During a license renewal in 2018, the CRTC approved amendments to CJMB's licensed format requested by MBC, replacing the requirement to carry religious music with a condition requiring at least 50% of its weekly programming to be spoken word, and allowing up to 25% of programming per-week to be music programming (with at least 38% of this programming being Canadian music). Although the CRTC admonished the station for violations of license conditions found in a week of programming from October 2016 (including not airing enough hours of local programming, and airing a program on emerging and Indigenous musicians that contained non-religious music—albeit noting the station quickly removed the offending program), the Commission acknowledged the station's circumstances, financial issues, and position in comparison to other commercial stations in the market (which benefit from stronger signals and vertical integration), and believed that the changes made the license more reflective of CJMB-FM's current programming, whilst continuing to be "complementary to, rather than imitative of, the programming offered by other Peterborough stations."

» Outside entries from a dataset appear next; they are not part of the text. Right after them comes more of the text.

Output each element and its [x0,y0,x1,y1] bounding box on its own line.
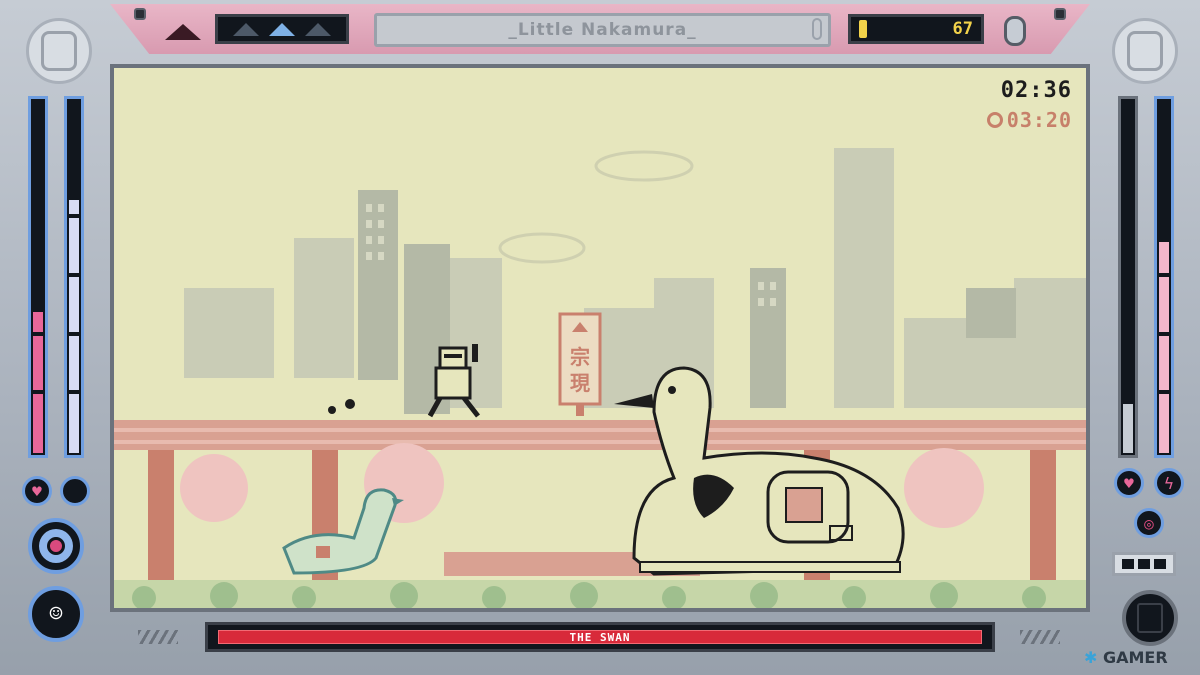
player-face-icon [41,31,77,71]
title-cap-right [812,18,822,40]
sign-char-2: 現 [570,371,590,395]
game-scene: 宗 現 [114,148,1086,608]
cloud [594,150,694,182]
coin-icon [859,20,867,38]
clock-icon [986,112,1003,128]
meter-segment-divider [1159,273,1169,277]
segment [1138,559,1150,569]
segment-indicator [1112,552,1176,576]
boss-health-meter [1154,96,1174,458]
coin-counter: 67 [848,14,984,44]
ring-icon: ◎ [1134,508,1164,538]
stage-timer: 02:36 [1000,78,1072,103]
level-title-text: _Little Nakamura_ [508,20,697,40]
boss-health-bar: THE SWAN [205,622,995,652]
meter-segment-divider [1123,390,1133,394]
sign-char-1: 宗 [570,345,590,369]
vent-left [138,630,178,644]
boss-shield-meter [1118,96,1138,458]
meter-segment-divider [1123,332,1133,336]
boss-face-icon [1127,31,1163,71]
meter-segment-divider [69,390,79,394]
rail-stripe [114,428,1086,432]
player-health-meter [28,96,48,458]
meter-segment-divider [33,273,43,277]
meter-segment-divider [1159,214,1169,218]
console-frame: _Little Nakamura_ 67 ♥ ☺ ♥ ϟ ◎ THE SWAN … [0,0,1200,675]
vent-right [1020,630,1060,644]
meter-segment-divider [1123,214,1133,218]
segment [1154,559,1166,569]
meter-segment-divider [33,156,43,160]
watermark-logo-icon: ✱ [1084,648,1098,667]
best-time-value: 03:20 [1006,108,1072,132]
meter-segment-divider [33,214,43,218]
player-portrait-icon[interactable]: ☺ [28,586,84,642]
up-arrow-icon [165,24,201,40]
small-swan-boat [282,488,404,575]
player-energy-fill [69,200,79,453]
boss-health-fill: THE SWAN [218,630,982,644]
player-avatar [26,18,92,84]
watermark: ✱ GAMER [1084,648,1168,667]
watermark-text: GAMER [1102,648,1168,667]
best-time: 03:20 [986,108,1072,132]
boss-shield-fill [1123,404,1133,453]
game-screen: 宗 現 02:36 03:20 [110,64,1090,612]
elevated-rail [114,420,1086,450]
sign-post [576,404,584,416]
life-triangle-icon [269,22,295,36]
life-triangle-icon [233,22,259,36]
meter-segment-divider [1159,390,1169,394]
player-energy-meter [64,96,84,458]
heart-icon: ♥ [1114,468,1144,498]
target-icon[interactable] [28,518,84,574]
heart-icon: ♥ [22,476,52,506]
screw [134,8,146,20]
meter-segment-divider [1123,273,1133,277]
lightning-icon: ϟ [1154,468,1184,498]
rail-stripe [114,440,1086,444]
segment [1122,559,1134,569]
meter-segment-divider [1159,156,1169,160]
meter-segment-divider [69,214,79,218]
meter-segment-divider [1159,332,1169,336]
boss-name: THE SWAN [569,630,631,644]
meter-segment-divider [69,156,79,160]
meter-segment-divider [69,332,79,336]
level-title: _Little Nakamura_ [374,13,831,47]
card-icon[interactable] [1122,590,1178,646]
empty-slot-icon [60,476,90,506]
skyline-far [184,148,1086,408]
meter-segment-divider [69,273,79,277]
meter-segment-divider [1123,156,1133,160]
meter-segment-divider [33,332,43,336]
cloud [498,232,586,264]
coin-count: 67 [952,19,973,39]
lives-indicator [215,14,349,44]
life-triangle-icon [305,22,331,36]
screw [1054,8,1066,20]
coin-cap [1004,16,1026,46]
meter-segment-divider [33,390,43,394]
boss-avatar [1112,18,1178,84]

On June 26, 2020, CJMB flipped to classic alternative as Freq 90.5,, with a focus on alternative rock hits from the 1990s and 2000s, while also retaining a slate of news and sports programming. In its next license renewal, MBC applied for the formal removal of the license conditions restricting the amount of music programming CJMB may carry. It cited that uncertainties created by the impact of the COVID-19 pandemic on sports were the main impetus for the format change, and that lifting the restriction would allow it to more effectively compete with the other commercial stations in the market. In August 2023, the CRTC renewed CJMB's license, and removed the conditions of service limiting music programming.